By Matthew Russell Lee
UNITED NATIONS, January 16 -- On the alleged gang rapes in Mali of which UN peacekeepers from Chad stand accused, the UN on the afternoon of January 16 sent Inner City Press a response.
It does not really answer the question of accountability. But here it is, in full:
Subject: Your question on Mali
From: UN Spokesperson - Do Not Reply [at] un.org
Date: Thu, Jan 16, 2014 at 3:23 PM
To: Matthew.Lee [at] innercitypress.com
From: UN Spokesperson - Do Not Reply [at] un.org
Date: Thu, Jan 16, 2014 at 3:23 PM
To: Matthew.Lee [at] innercitypress.com
In response to your question about the follow-up to the allegations of sexual assault by United Nations peacekeepers in MINUSMA in September 2013, we have received the following information:
The Department of Peacekeeping Operations officially notified the Government of Chad of these allegations in late September. The Government of Chad officially responded, saying that it would take responsibility for the investigations. The Government of Chad has further advised the Department of Peacekeeping Operations that it has completed the national investigation, and the United Nations awaits advice on the outcome of the investigations and follow-up accountability measures as appropriate.
The UN is waiting for "advice" -- but will it ever make it public? How else can the UN's stated Human Rights Due Diligence Policy be assessed?
One of the UN's other too-few criticisms of military action in north Mail, the shooting into a crowd of protesters in Kidal on November 28, was disputed in the Security Council on January 16.
In a statement prepared like a defense attorney, trying raise reasonable doubt, Mali's Permanent Representative Sekou Kasse said that the UN Mission MINUSMA elements closest to the shooting were 400 meters away, precluding them from "objective" testimony. The argument made was one must wait for the ballistic analysis ordered by the Malian government itself. Will that be credible?
Again, similarly, can statements by the French Mission to the UN, about military action in its former colony Mali and related topics, be believed? If so, does that require disbelieving the UN itself, whose reports are different?
In the run-up to the UN Security Council's January 16 meeting on Mali, both France and the UN Mission MINUSMA filed reports. It's worth comparing their accounts of the same incidents, for example on October 23, 2013 in Tessalit.
France gives a Polyanna report emphasizing its good works and downplaying death:
"On 23 October 2013, in response to an attack on a Chadian post in Tessalit by a commando made up of three armed terrorist groups using a vehicle-borne improvised explosive device, the Operation Serval Liaison and Support Detachment assigned to the Chadian battalion assisted MINUSMA by conducting a patrol with a Mirage 2000D jet and sending a CASA 'Nurse' medical evacuation aircraft. The end result was that six wounded Chadians were evacuated and the remaining explosives were neutralized."
The UN by contrast recounts seven deaths including five civilians (one child) and two peacekeepers:
"On 23 October, four individuals drove and detonated a vehicle-borne improvised explosive device into a MINUSMA checkpoint in Tessalit. Seven people were killed, including four adult civilians, a six-year-old boy and two MINUSMA peacekeepers."

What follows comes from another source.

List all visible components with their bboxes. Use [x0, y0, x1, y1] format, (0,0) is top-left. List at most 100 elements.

This type of disparities in reporting - misleading - would and should be delved into in legislative review sessions. But the Security Council, on which France uses its Permanent Five seat, confines such consultations to behind closed doors. How and where will these disparities be explained?
One might say, at the Security Council stakeout. But Herve Ladsous, the fourth Frenchman in a row to head UN Peacekeeping, has said he has a "policy" against answering Press questions.

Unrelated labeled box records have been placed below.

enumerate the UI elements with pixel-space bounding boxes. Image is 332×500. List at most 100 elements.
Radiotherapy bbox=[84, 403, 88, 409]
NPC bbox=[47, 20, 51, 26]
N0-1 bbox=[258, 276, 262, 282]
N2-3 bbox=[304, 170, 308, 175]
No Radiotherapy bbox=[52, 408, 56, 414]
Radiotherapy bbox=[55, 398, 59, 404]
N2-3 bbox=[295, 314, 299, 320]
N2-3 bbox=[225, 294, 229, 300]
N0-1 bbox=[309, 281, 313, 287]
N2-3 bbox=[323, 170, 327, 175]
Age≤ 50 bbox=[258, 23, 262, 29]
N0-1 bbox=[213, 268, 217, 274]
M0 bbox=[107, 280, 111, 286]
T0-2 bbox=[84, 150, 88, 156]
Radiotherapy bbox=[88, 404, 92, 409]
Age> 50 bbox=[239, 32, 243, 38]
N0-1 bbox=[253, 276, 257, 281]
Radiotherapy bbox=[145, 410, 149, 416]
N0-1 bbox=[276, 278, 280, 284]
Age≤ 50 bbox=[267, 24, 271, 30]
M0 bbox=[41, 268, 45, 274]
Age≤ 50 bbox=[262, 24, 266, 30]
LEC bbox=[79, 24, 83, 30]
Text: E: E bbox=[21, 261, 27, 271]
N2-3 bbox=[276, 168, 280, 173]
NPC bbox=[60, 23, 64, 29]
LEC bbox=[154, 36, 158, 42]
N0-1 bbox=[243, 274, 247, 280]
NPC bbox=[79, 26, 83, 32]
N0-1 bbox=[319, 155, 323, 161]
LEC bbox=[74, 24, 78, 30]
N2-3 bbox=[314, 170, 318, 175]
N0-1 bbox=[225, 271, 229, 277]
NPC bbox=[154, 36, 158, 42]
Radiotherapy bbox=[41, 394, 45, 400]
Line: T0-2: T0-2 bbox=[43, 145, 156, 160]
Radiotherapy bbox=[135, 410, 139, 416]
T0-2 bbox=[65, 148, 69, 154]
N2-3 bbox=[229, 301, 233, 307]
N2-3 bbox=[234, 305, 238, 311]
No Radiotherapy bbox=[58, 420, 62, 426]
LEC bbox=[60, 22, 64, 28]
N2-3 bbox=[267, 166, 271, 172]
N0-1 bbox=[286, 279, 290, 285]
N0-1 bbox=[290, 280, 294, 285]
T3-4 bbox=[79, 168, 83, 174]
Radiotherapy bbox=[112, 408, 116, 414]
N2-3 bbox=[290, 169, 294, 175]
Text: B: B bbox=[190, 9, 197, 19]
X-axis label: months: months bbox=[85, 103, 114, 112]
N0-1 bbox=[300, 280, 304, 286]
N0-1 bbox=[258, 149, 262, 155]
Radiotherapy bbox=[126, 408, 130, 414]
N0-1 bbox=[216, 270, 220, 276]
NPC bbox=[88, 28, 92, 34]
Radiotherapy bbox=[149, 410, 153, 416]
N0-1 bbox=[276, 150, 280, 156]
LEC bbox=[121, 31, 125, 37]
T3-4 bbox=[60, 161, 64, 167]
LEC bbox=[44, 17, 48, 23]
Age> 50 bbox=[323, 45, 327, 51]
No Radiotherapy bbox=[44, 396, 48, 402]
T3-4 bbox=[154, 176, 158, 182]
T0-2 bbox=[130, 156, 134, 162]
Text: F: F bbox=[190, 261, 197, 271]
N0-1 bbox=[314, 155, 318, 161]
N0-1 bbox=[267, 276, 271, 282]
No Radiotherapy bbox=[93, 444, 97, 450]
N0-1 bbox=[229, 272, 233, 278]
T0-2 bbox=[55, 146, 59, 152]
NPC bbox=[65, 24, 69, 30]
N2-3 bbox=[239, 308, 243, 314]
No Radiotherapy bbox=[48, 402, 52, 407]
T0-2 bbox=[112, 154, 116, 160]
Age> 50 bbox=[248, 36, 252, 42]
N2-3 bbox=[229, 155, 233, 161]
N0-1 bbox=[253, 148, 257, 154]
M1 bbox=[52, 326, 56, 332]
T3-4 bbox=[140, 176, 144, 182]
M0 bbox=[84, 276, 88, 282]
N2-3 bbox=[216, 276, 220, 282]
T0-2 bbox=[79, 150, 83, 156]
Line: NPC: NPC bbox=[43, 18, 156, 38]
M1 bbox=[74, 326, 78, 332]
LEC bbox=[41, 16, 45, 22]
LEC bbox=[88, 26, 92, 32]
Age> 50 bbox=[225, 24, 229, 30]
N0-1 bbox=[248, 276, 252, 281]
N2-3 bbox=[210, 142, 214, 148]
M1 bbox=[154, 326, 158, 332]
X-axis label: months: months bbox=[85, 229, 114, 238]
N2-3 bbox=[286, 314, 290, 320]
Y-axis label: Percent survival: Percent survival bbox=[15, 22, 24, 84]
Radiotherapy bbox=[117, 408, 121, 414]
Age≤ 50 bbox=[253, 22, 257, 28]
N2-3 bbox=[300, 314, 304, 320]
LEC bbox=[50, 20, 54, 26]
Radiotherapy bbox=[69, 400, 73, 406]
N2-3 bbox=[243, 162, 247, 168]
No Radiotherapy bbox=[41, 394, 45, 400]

Earlier this week, French Permanent Representative Gerard Araud used the stakeout to rail against publication of a New York Police Department document concerning a French diplomat -- contrasting with the case of Indian diplomat Khobragade -- an NYPD document on which Araud's French Mission to the UN had declined to comment, responding only with threats that publication would a "hostile act."
While continuing to pursue that, delving into the French report, and the roles of UN Peacekeeping, MINUSMA and their respective leadership(s), will be done elsewhere.
At the UN stakeout on January 16, Araud called on French radio then went from there, most questions about the delay in MINUSMA deployment, not about the rapes, or the shooting of civilians, much less this.
The French report n Mali makes claims about the December 14, 2013 incidents in defense of a "bank building" in Kidal, an incident that when Inner City Press asked Araud about at the stakeout, Araud refused to answer, calling it a mere detail.Then why is it in France's self serving report, a report which is materially different that the UN's? We'll have more on this.